This post is actually about why it’s important to have a blog when you’re a writer. I was just being cute with the title and riffing on the play “The Importance of Being Earnest”. I don’t know if you necessarily need to be an earnest blogger. My advice is just to blog.
I recently interviewed a prospective writer for this site (more on that in an upcoming post). As a burgeoning writer, she asked if it was important to maintain a blog. Absolutely – especially for new writers. Writing is like any other skill: It’s important to do it on a constant basis to stay sharp and improve. Blogs benefit new writers by giving them a non-threatening place to write. No word counts. No style guides. No deadlines. Just words.
I also suggest blogging for two major reasons. First, I understand that a lot of people want to be creative. They want to write or draw or sculpt or whatever. They want to express themselves. However, self-expression is like morality: it’s only important when other people are involved. A blog gets writers used to other people – strangers even! – reading their work and offering feedback. A lot of people cannot handle that. Now I understand that there are such things as first drafts that are not meant for other people’s eyes. Personal writing is also a great tool to help sort out thoughts that are too numerous to keep track of in one’s head. These inchoate scraps of literature are obviously not meant to be published. For now, let’s just limit self-expression to “outward” expression. If you want to write professionally, then you must grow accustomed to people reading your work.
The second reason I would recommend blogging is that it helps writers find their voices. A lot of the young writers I come across still have a rigid academic vibe to their articles – as if they’ve been tasked with writing a position paper. Finding one’s voice is a process. First, academia brands one kind of writing style on your tongue. Second, you become derivative as you break out and incorporate every clever turn of phrase you can remember reading in the works of experienced authors you respect. Third, you mellow out and hone what you like while discarding what you don’t. You develop a kind of cadence and visual style. You.start.breaking.rules. This is your voice. Fourth, you learn to write for an audience while maintaining your voice. A lot of writers develop strong voices, but don’t know how to fit it into particular assignments. For instance, many writers I interview think that reviewing something means to completely rip it to shreds or sing its praises. “Roger Ebert does it; why can’t I?” The answer: You’re not Roger Ebert. When you have his kind of experience you can turn in your used toilet paper as your reviews and it would be accepted by your editors. Fifth, you become a professional writer.

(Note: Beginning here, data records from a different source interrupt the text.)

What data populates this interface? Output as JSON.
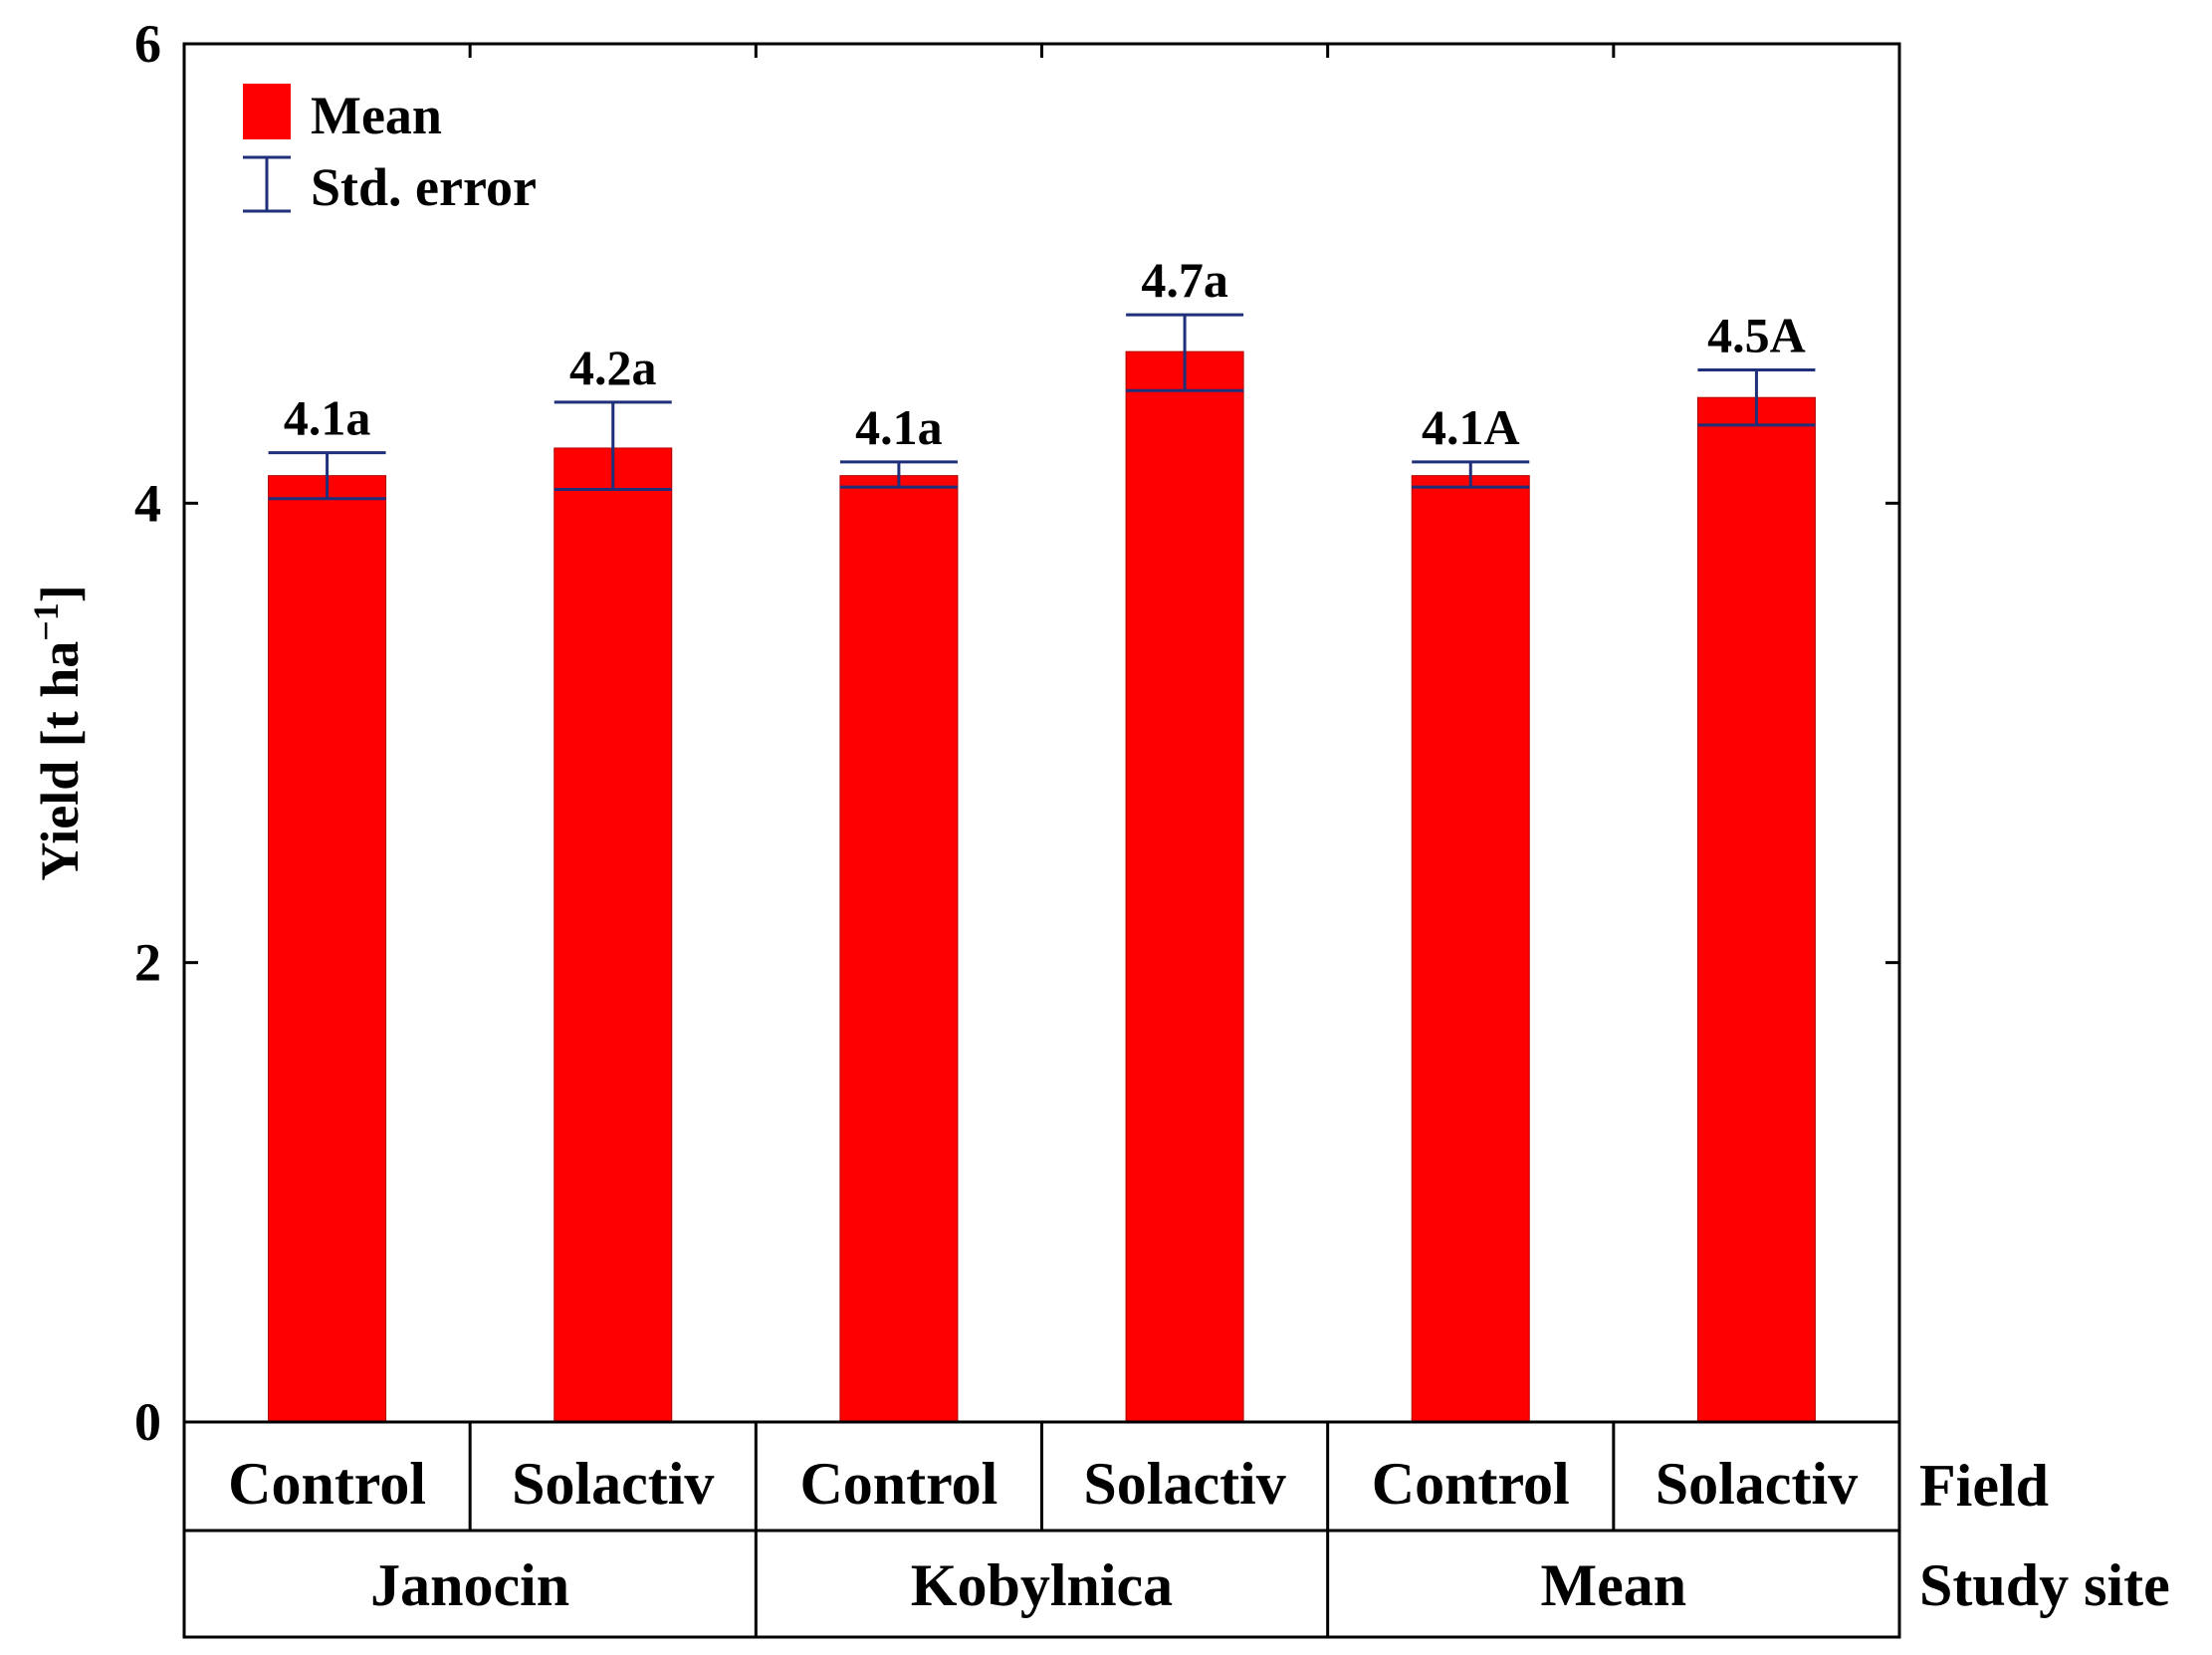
{
  "chart_data": {
    "type": "bar",
    "title": "",
    "xlabel": "",
    "ylabel": "Yield [t ha",
    "ylabel_superscript": "−1",
    "ylabel_close": "]",
    "ylim": [
      0,
      6
    ],
    "yticks": [
      "0",
      "2",
      "4",
      "6"
    ],
    "ytick_values": [
      0,
      2,
      4,
      6
    ],
    "categories": [
      "Control",
      "Solactiv",
      "Control",
      "Solactiv",
      "Control",
      "Solactiv"
    ],
    "groups": [
      "Janocin",
      "Kobylnica",
      "Mean"
    ],
    "row_labels": {
      "field": "Field",
      "site": "Study site"
    },
    "series": [
      {
        "name": "Mean",
        "values": [
          4.12,
          4.24,
          4.12,
          4.66,
          4.12,
          4.46
        ],
        "error_low": [
          4.02,
          4.06,
          4.07,
          4.49,
          4.07,
          4.34
        ],
        "error_high": [
          4.22,
          4.44,
          4.18,
          4.82,
          4.18,
          4.58
        ],
        "labels": [
          "4.1a",
          "4.2a",
          "4.1a",
          "4.7a",
          "4.1A",
          "4.5A"
        ]
      }
    ],
    "legend": {
      "position": "top-left",
      "mean_label": "Mean",
      "error_label": "Std. error"
    },
    "colors": {
      "bar": "#ff0000",
      "error": "#1f2f7a",
      "axis": "#000000"
    }
  }
}
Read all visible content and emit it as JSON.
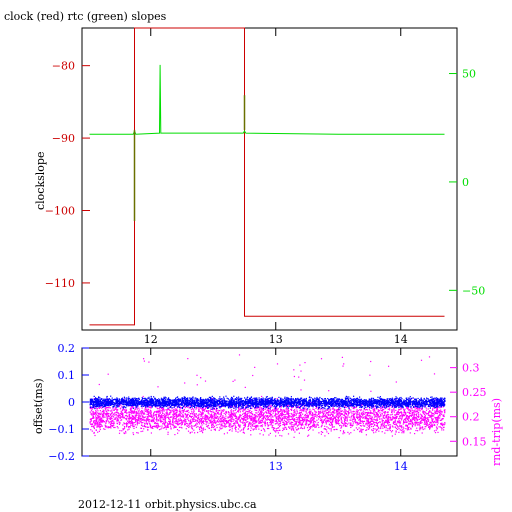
{
  "chart_data": [
    {
      "type": "line",
      "title": "clock (red) rtc (green) slopes",
      "xlim": [
        11.45,
        14.45
      ],
      "x_ticks": [
        12,
        13,
        14
      ],
      "ylabel_left": "clockslope",
      "ylim_left": [
        -116.5,
        -74.8
      ],
      "left_ticks": [
        -80,
        -90,
        -100,
        -110
      ],
      "ylim_right": [
        -68.3,
        71
      ],
      "right_ticks": [
        50,
        0,
        -50
      ],
      "colors": {
        "clock": "#cc0000",
        "rtc": "#00dd00",
        "spike": "#6a7000"
      },
      "series": [
        {
          "name": "clock",
          "axis": "left",
          "x": [
            11.51,
            11.87,
            11.87,
            12.75,
            12.75,
            14.35
          ],
          "y": [
            -115.8,
            -115.8,
            -74.8,
            -74.8,
            -114.6,
            -114.6
          ]
        },
        {
          "name": "rtc",
          "axis": "right",
          "x": [
            11.51,
            11.86,
            11.87,
            11.88,
            12.07,
            12.075,
            12.08,
            12.74,
            12.75,
            12.76,
            13.5,
            14.35
          ],
          "y": [
            22,
            22,
            23.5,
            22,
            22.5,
            54,
            22.5,
            22.5,
            23.5,
            22.5,
            22,
            22
          ]
        }
      ],
      "spikes": [
        {
          "x": 11.87,
          "from": 24,
          "to": -18
        },
        {
          "x": 12.75,
          "from": 24,
          "to": 40
        }
      ]
    },
    {
      "type": "scatter",
      "xlim": [
        11.45,
        14.45
      ],
      "x_ticks": [
        12,
        13,
        14
      ],
      "ylabel_left": "offset(ms)",
      "ylim_left": [
        -0.2,
        0.2
      ],
      "left_ticks": [
        0.2,
        0.1,
        0,
        -0.1,
        -0.2
      ],
      "ylabel_right": "rnd-trip(ms)",
      "ylim_right": [
        0.12,
        0.34
      ],
      "right_ticks": [
        0.3,
        0.25,
        0.2,
        0.15
      ],
      "colors": {
        "offset": "#0000ff",
        "roundtrip": "#ff00ff"
      },
      "series": [
        {
          "name": "offset",
          "axis": "left",
          "x_range": [
            11.51,
            14.35
          ],
          "center": 0.0,
          "spread": 0.012
        },
        {
          "name": "rnd-trip",
          "axis": "right",
          "x_range": [
            11.51,
            14.35
          ],
          "center": 0.2,
          "spread": 0.02
        }
      ]
    }
  ],
  "footer": "2012-12-11 orbit.physics.ubc.ca"
}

It all starts, however, with those first, half-baked pieces you thought the world was going to love, but in practice just couldn’t grasp your genius. So you might as well pop that cherry early and get to blogging.
In all honesty, I miss blogging. It was very honest writing and some of my best work came from doing it. Recently, I was reading one of my older pieces that I used for a college assignment called Misogynist and Loving It. There are a lot of typos that I never bothered to correct and some of the metaphors get mixed, but I can still feel the synesthesia in certain passages that I enjoyed penning. Not only do I feel the moment I wrote, but I feel the moment I wrote about. I don’t feel the same way when I write about the entertainment industry. I still enjoy it immensely, mind you, but there are just too many political and career considerations getting in the way of just writing.
The bottom line is if you want to become a professional writer or you just want to develop a serious writing hobby, then blogging is a great initial step in that direction. Once you start walking down that path, it’s unlikely you’ll ever fully leave it.